Azzardando l’ipotesi di salire ancora di più nella catena della violenza sistemica, il marchio a fuoco impresso a suo tempo da casa Savoia alle terre del fu regno borbonico, non ricorda molto da vicino la collocazione che l’Italia ha assunto giocoforza nello scacchiere europeo? Fornitore di manodopera specializzata e rassegnata, discarica di colpe e rifiuti, peones cui dare pacche (o randellate) sulla testa; assunta con una punta di sarcasmo e saccenza padronale nel novero dei Pigs, i paesi scarsi d’Europa, i maiali che stanno nel primo mondo giusto a patto di stare nel fango del porcile.
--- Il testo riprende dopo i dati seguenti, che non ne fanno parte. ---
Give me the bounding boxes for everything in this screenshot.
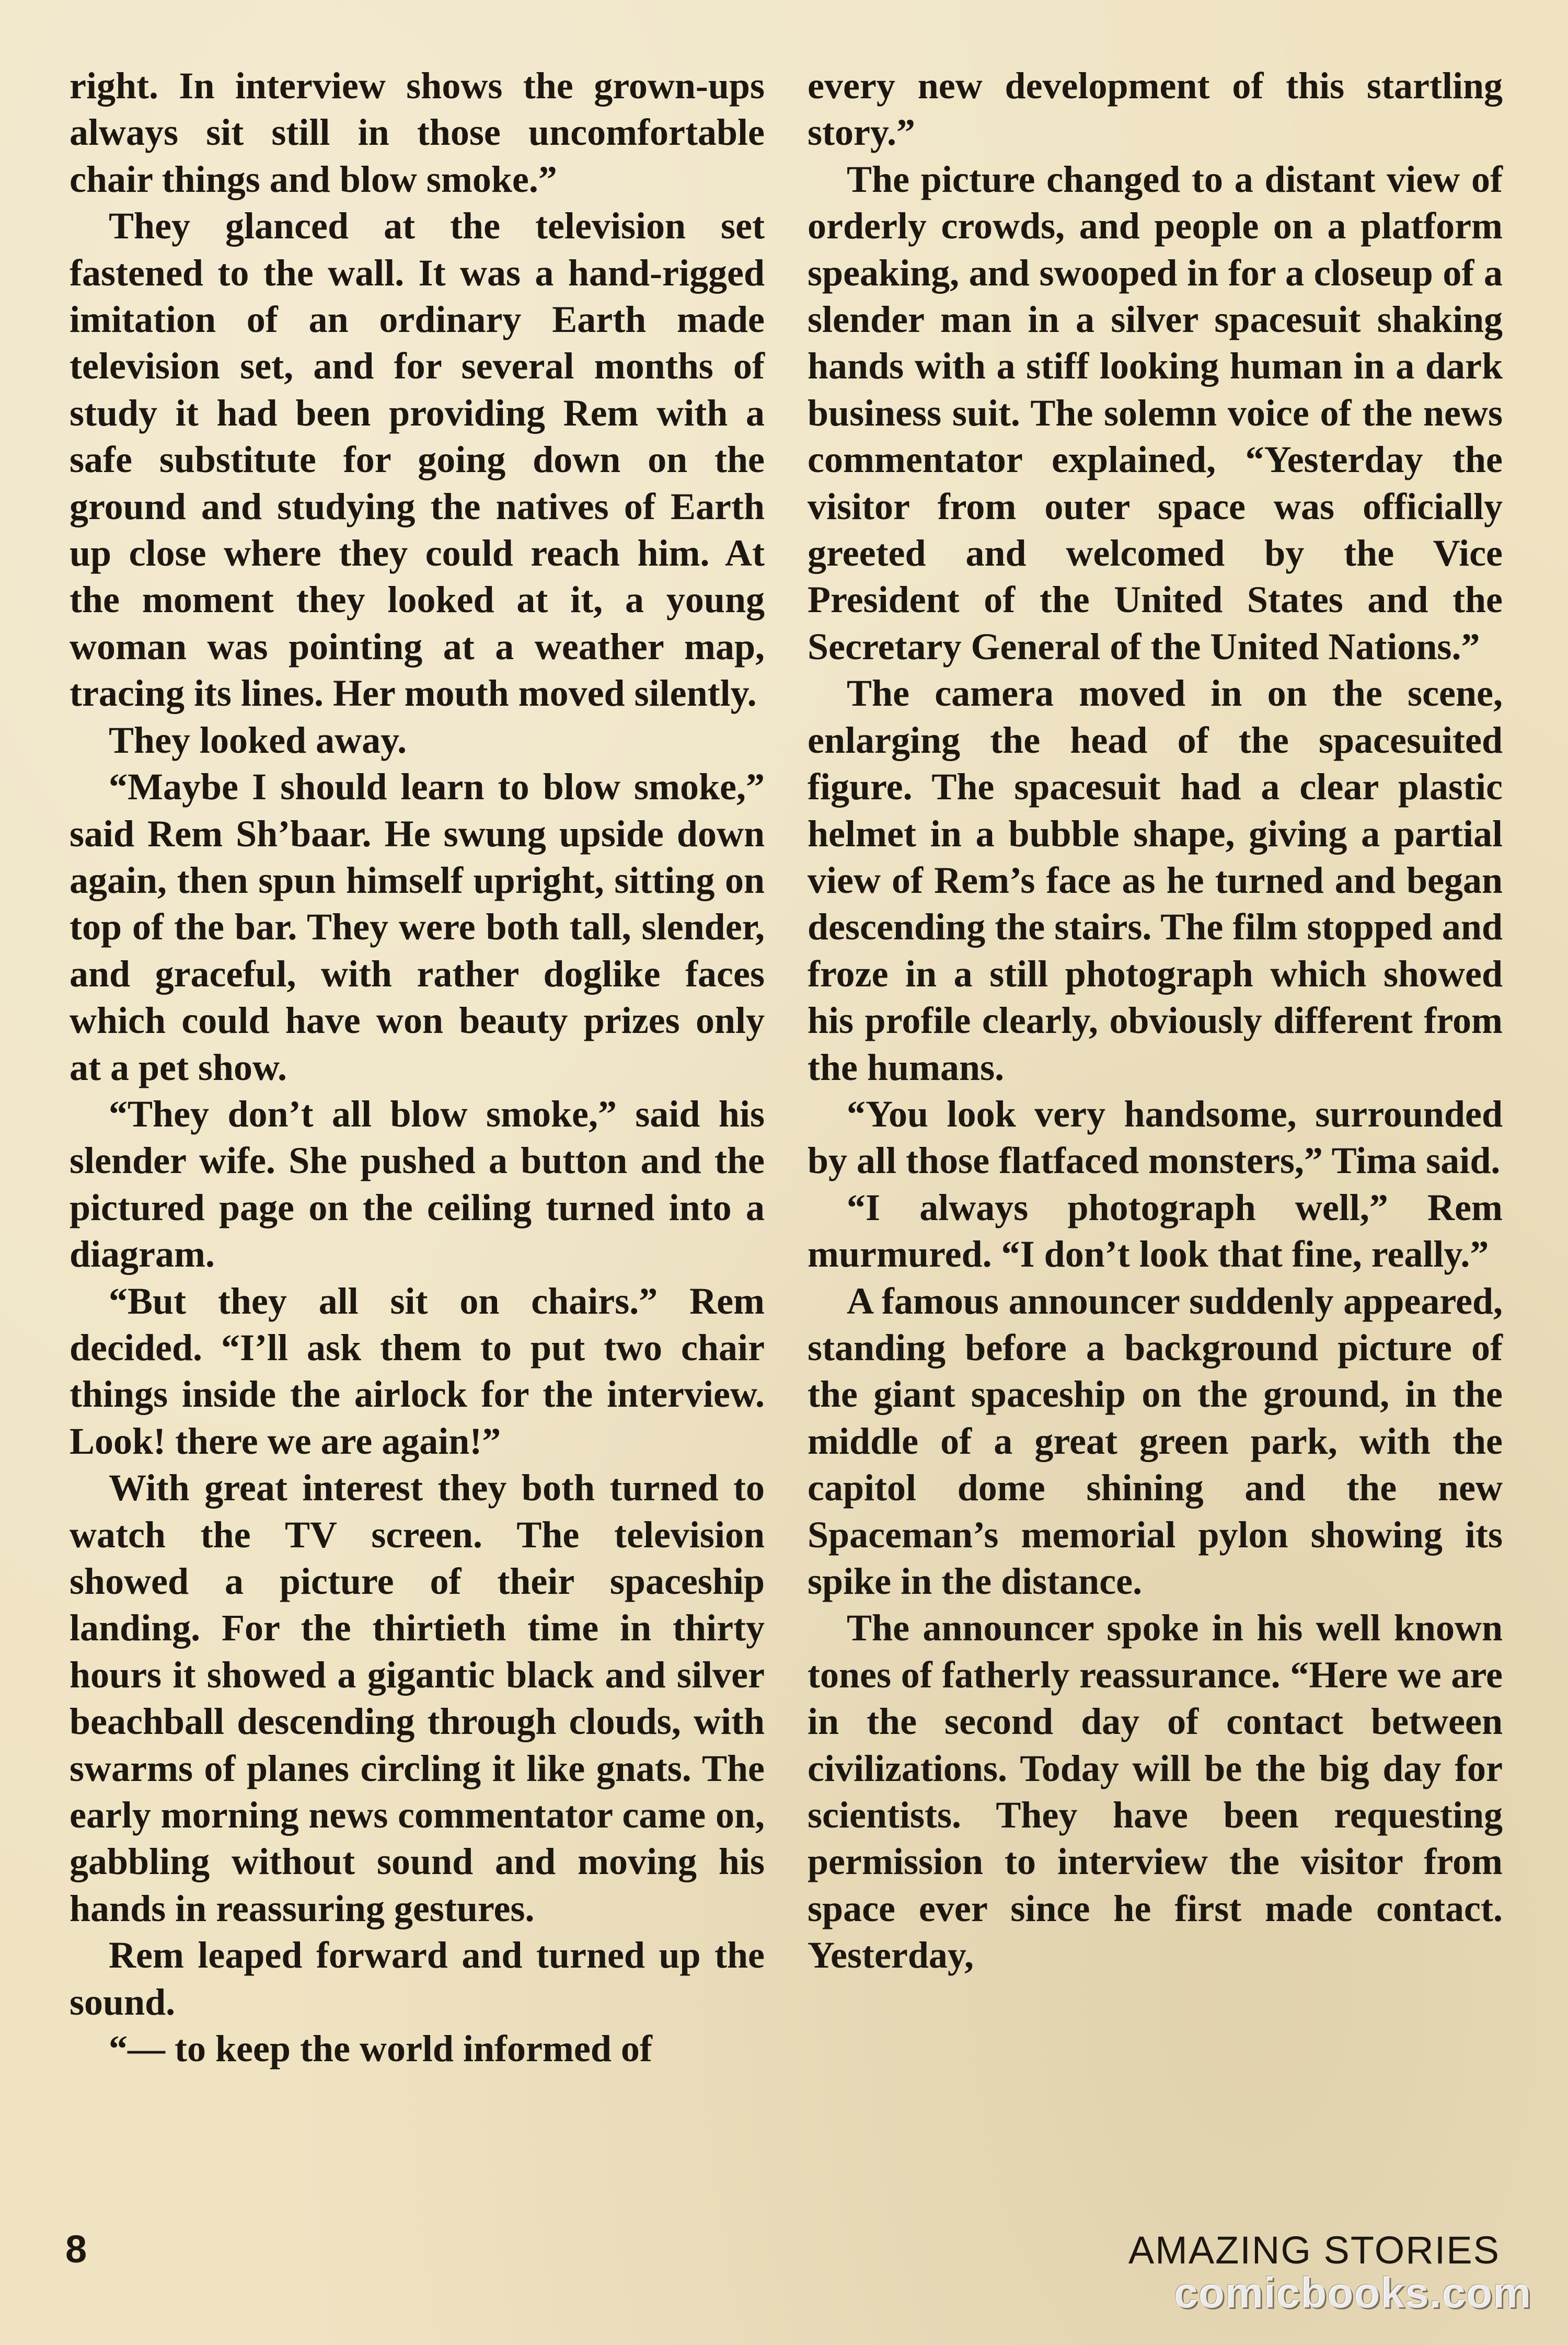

Seguendo il filo del dominio coloniale non si tratta più (o non solo) di una faccenda localistica, di una Questione meridionale, ma di una questione dei territori, del loro uso capitalistico ma anche del loro contro-utilizzo all’interno di un disegno di antagonismo radicale di ampio respiro. Non si sta parlando qui della vetusta e mai chiarita parola d’ordine “ritornare nei territori”, ma di impugnare quei punti focali, quale è ad esempio l’emigrazione, che assumono su di sé la carica delle emozioni proprie del soggettivo e la dimensione delle contraddizioni oggettive che il capitale mette in bella mostra sui marciapiedi, di coniugare un’azione capillare e localizzata con una strategia di costruzione organizzativa e politica il più ampia e articolata possibile, sulla base di elementi centrali e riproducibili. Tale è la scommessa ambiziosa che, in controluce, le pagine di Antudo sembrano suggerire all’occhio militante, levandosi di torno quelle sfumature morali da sinistra pretesca che nessun interesse suscitano nel soggetto reale, per affrontare invece battaglie che sono prima di tutto materiali e che, proprio in quanto materiali, vanno a mutare l’orizzonte dei peones convertendoli in guerrilleros, e a ridisegnare i territori da luoghi d’accumulazione di capitale ad avamposti di conflitto.